The Rainbow Warrior was docked in Auckland ahead of a protest against French nuclear testing at Mururoa Atoll, about 1,200 kilometres southeast of Tahiti.
The Greenpeace flagship's captain Pete Willcox told Radio New Zealand he accepted Kister's apology was genuine but said it should not obscure the harsh truth about the attack.
"I accept the apology, I think it was sincere ... I hope that it allows him to sleep better and live his life out.

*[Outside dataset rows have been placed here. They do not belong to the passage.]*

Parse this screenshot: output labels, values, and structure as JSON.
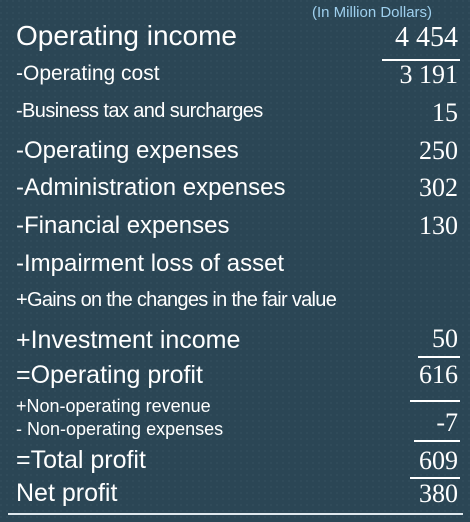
{
  "units_note": "(In Million Dollars)",
  "rows": [
    {
      "label": "Operating income",
      "value": "4 454"
    },
    {
      "label": "-Operating cost",
      "value": "3 191"
    },
    {
      "label": "-Business tax and surcharges",
      "value": "15"
    },
    {
      "label": "-Operating expenses",
      "value": "250"
    },
    {
      "label": "-Administration expenses",
      "value": "302"
    },
    {
      "label": "-Financial expenses",
      "value": "130"
    },
    {
      "label": "-Impairment loss of asset",
      "value": ""
    },
    {
      "label": "+Gains on the changes in the fair value",
      "value": ""
    },
    {
      "label": "+Investment income",
      "value": "50"
    },
    {
      "label": "=Operating profit",
      "value": "616"
    },
    {
      "label": "+Non-operating revenue",
      "value": ""
    },
    {
      "label": "- Non-operating expenses",
      "value": "-7"
    },
    {
      "label": "=Total profit",
      "value": "609"
    },
    {
      "label": "Net profit",
      "value": "380"
    }
  ],
  "colors": {
    "board": "#2b4655",
    "text": "#ffffff",
    "units_note": "#9fd0ee"
  }
}
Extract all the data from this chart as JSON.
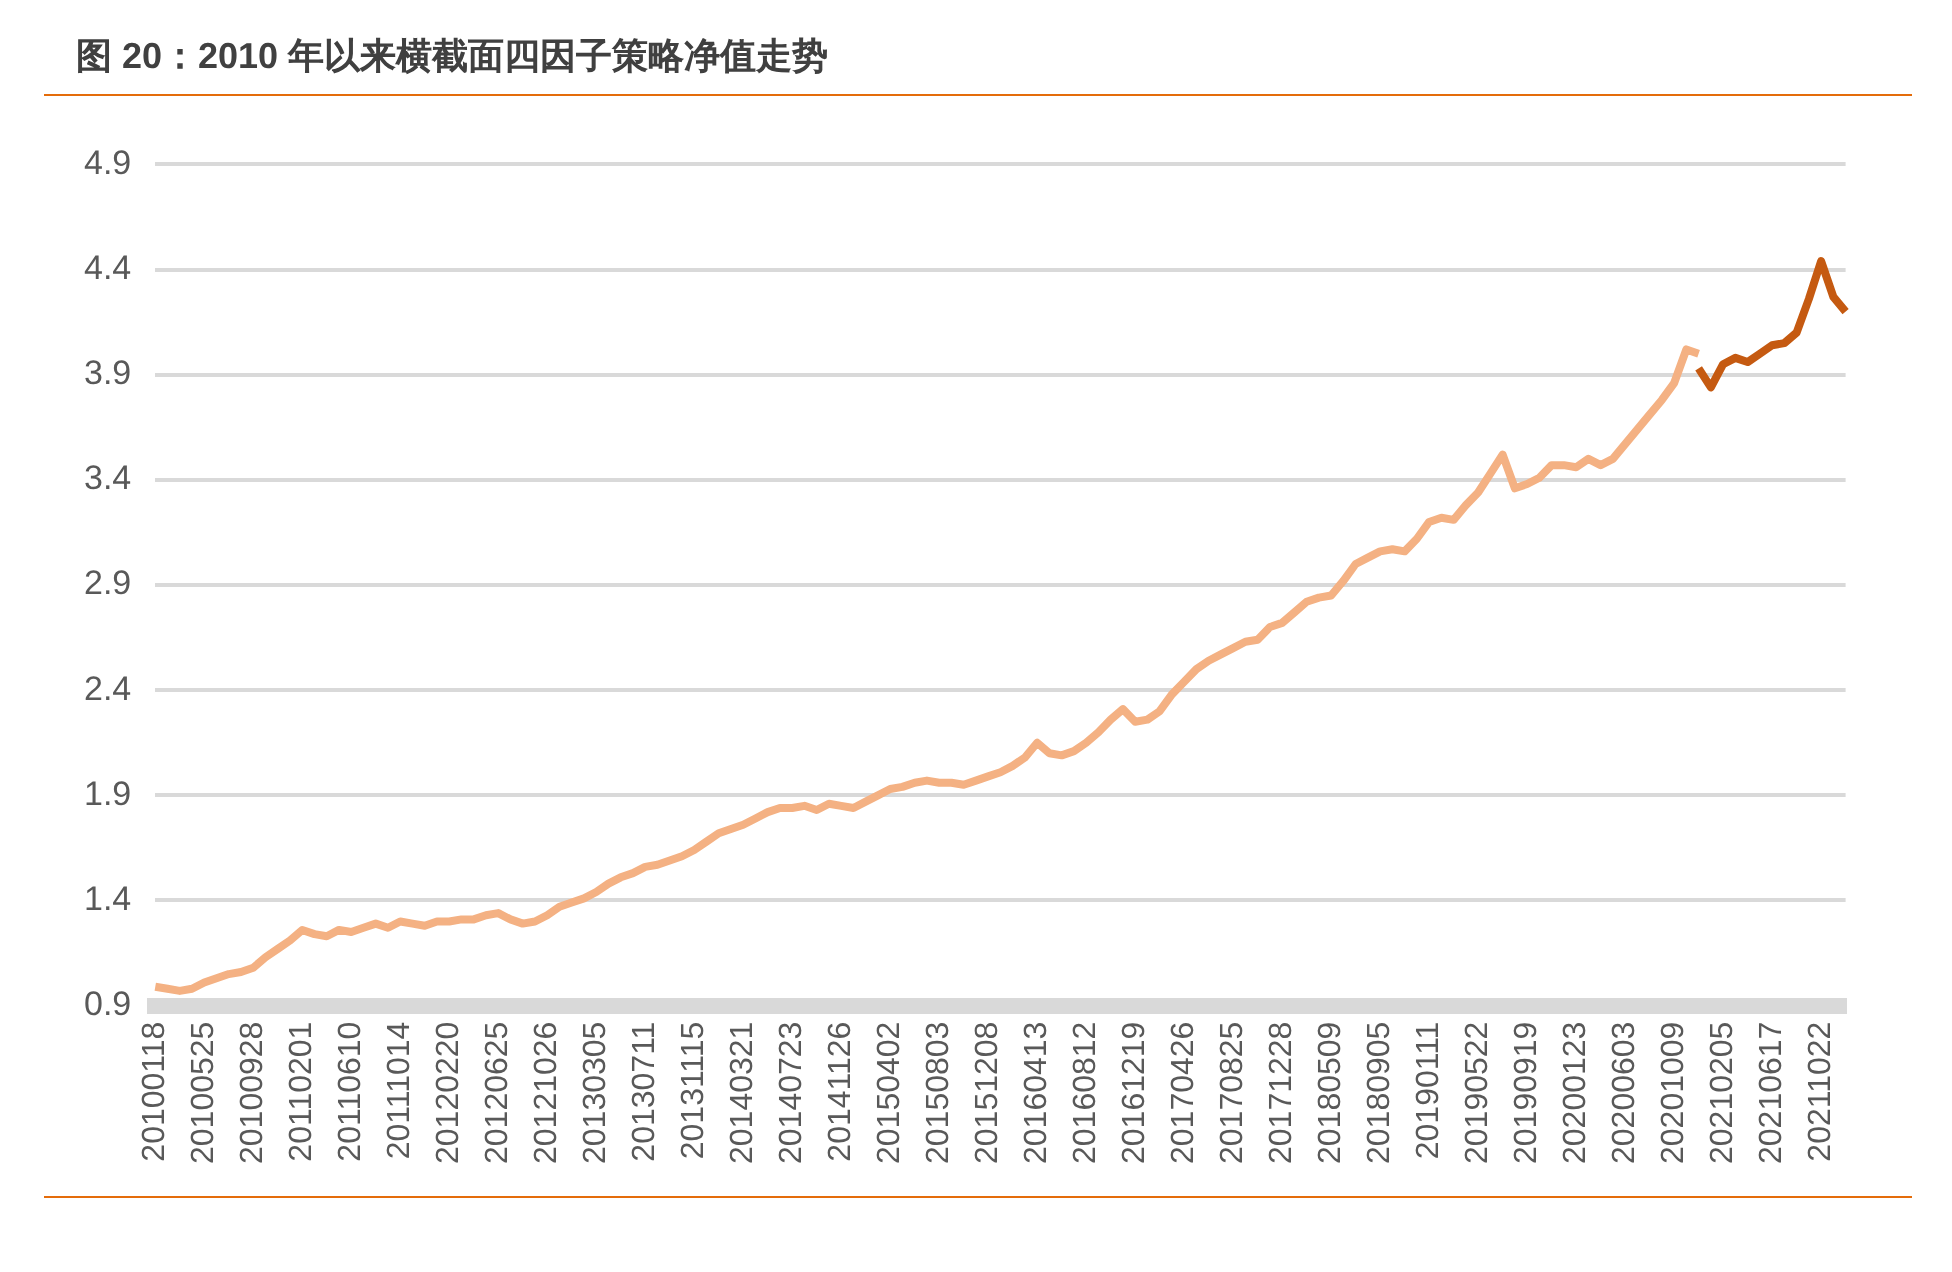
{
  "chart_data": {
    "type": "line",
    "title": "图 20：2010 年以来横截面四因子策略净值走势",
    "categories": [
      "20100118",
      null,
      null,
      null,
      "20100525",
      null,
      null,
      null,
      "20100928",
      null,
      null,
      null,
      "20110201",
      null,
      null,
      null,
      "20110610",
      null,
      null,
      null,
      "20111014",
      null,
      null,
      null,
      "20120220",
      null,
      null,
      null,
      "20120625",
      null,
      null,
      null,
      "20121026",
      null,
      null,
      null,
      "20130305",
      null,
      null,
      null,
      "20130711",
      null,
      null,
      null,
      "20131115",
      null,
      null,
      null,
      "20140321",
      null,
      null,
      null,
      "20140723",
      null,
      null,
      null,
      "20141126",
      null,
      null,
      null,
      "20150402",
      null,
      null,
      null,
      "20150803",
      null,
      null,
      null,
      "20151208",
      null,
      null,
      null,
      "20160413",
      null,
      null,
      null,
      "20160812",
      null,
      null,
      null,
      "20161219",
      null,
      null,
      null,
      "20170426",
      null,
      null,
      null,
      "20170825",
      null,
      null,
      null,
      "20171228",
      null,
      null,
      null,
      "20180509",
      null,
      null,
      null,
      "20180905",
      null,
      null,
      null,
      "20190111",
      null,
      null,
      null,
      "20190522",
      null,
      null,
      null,
      "20190919",
      null,
      null,
      null,
      "20200123",
      null,
      null,
      null,
      "20200603",
      null,
      null,
      null,
      "20201009",
      null,
      null,
      null,
      "20210205",
      null,
      null,
      null,
      "20210617",
      null,
      null,
      null,
      "20211022",
      null,
      null
    ],
    "series": [
      {
        "color": "#f4b183",
        "values": [
          0.99,
          0.98,
          0.97,
          0.98,
          1.01,
          1.03,
          1.05,
          1.06,
          1.08,
          1.13,
          1.17,
          1.21,
          1.26,
          1.24,
          1.23,
          1.26,
          1.25,
          1.27,
          1.29,
          1.27,
          1.3,
          1.29,
          1.28,
          1.3,
          1.3,
          1.31,
          1.31,
          1.33,
          1.34,
          1.31,
          1.29,
          1.3,
          1.33,
          1.37,
          1.39,
          1.41,
          1.44,
          1.48,
          1.51,
          1.53,
          1.56,
          1.57,
          1.59,
          1.61,
          1.64,
          1.68,
          1.72,
          1.74,
          1.76,
          1.79,
          1.82,
          1.84,
          1.84,
          1.85,
          1.83,
          1.86,
          1.85,
          1.84,
          1.87,
          1.9,
          1.93,
          1.94,
          1.96,
          1.97,
          1.96,
          1.96,
          1.95,
          1.97,
          1.99,
          2.01,
          2.04,
          2.08,
          2.15,
          2.1,
          2.09,
          2.11,
          2.15,
          2.2,
          2.26,
          2.31,
          2.25,
          2.26,
          2.3,
          2.38,
          2.44,
          2.5,
          2.54,
          2.57,
          2.6,
          2.63,
          2.64,
          2.7,
          2.72,
          2.77,
          2.82,
          2.84,
          2.85,
          2.92,
          3.0,
          3.03,
          3.06,
          3.07,
          3.06,
          3.12,
          3.2,
          3.22,
          3.21,
          3.28,
          3.34,
          3.43,
          3.52,
          3.36,
          3.38,
          3.41,
          3.47,
          3.47,
          3.46,
          3.5,
          3.47,
          3.5,
          3.57,
          3.64,
          3.71,
          3.78,
          3.86,
          4.02,
          4.0,
          null,
          null,
          null,
          null,
          null,
          null,
          null,
          null,
          null,
          null,
          null,
          null
        ]
      },
      {
        "color": "#c55a11",
        "values": [
          null,
          null,
          null,
          null,
          null,
          null,
          null,
          null,
          null,
          null,
          null,
          null,
          null,
          null,
          null,
          null,
          null,
          null,
          null,
          null,
          null,
          null,
          null,
          null,
          null,
          null,
          null,
          null,
          null,
          null,
          null,
          null,
          null,
          null,
          null,
          null,
          null,
          null,
          null,
          null,
          null,
          null,
          null,
          null,
          null,
          null,
          null,
          null,
          null,
          null,
          null,
          null,
          null,
          null,
          null,
          null,
          null,
          null,
          null,
          null,
          null,
          null,
          null,
          null,
          null,
          null,
          null,
          null,
          null,
          null,
          null,
          null,
          null,
          null,
          null,
          null,
          null,
          null,
          null,
          null,
          null,
          null,
          null,
          null,
          null,
          null,
          null,
          null,
          null,
          null,
          null,
          null,
          null,
          null,
          null,
          null,
          null,
          null,
          null,
          null,
          null,
          null,
          null,
          null,
          null,
          null,
          null,
          null,
          null,
          null,
          null,
          null,
          null,
          null,
          null,
          null,
          null,
          null,
          null,
          null,
          null,
          null,
          null,
          null,
          null,
          null,
          3.93,
          3.84,
          3.95,
          3.98,
          3.96,
          4.0,
          4.04,
          4.05,
          4.1,
          4.26,
          4.44,
          4.27,
          4.2
        ]
      }
    ],
    "ylim": [
      0.9,
      4.9
    ],
    "yticks": [
      0.9,
      1.4,
      1.9,
      2.4,
      2.9,
      3.4,
      3.9,
      4.4,
      4.9
    ],
    "grid": "y"
  }
}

"But it doesn't change the fact he and his friends - president Mitterrand and everybody that was part of that team, who planned the operation and carried it out, are murderers -- that should be part of the story."
Willcox rejected Kister's suggestion the photographer's death was accidental, saying he did not believe an elite military dive squad with explosives training could bungle an operation so badly.
Two of the agents who took part, Alain Mafart and Dominique Prieur, were arrested in New Zealand shortly after the bombing but spent only a short time in jail under a deal reached with France.
Willcox said most of those responsible, including Kister, had never faced justice for their actions.
"Two people that were part of the team spent a year in jail ... No, I don't think justice was ever done. I think that's a ridiculous notion."
France has officially apologised for the incident, paid compensation and stopped its nuclear testing in 1996.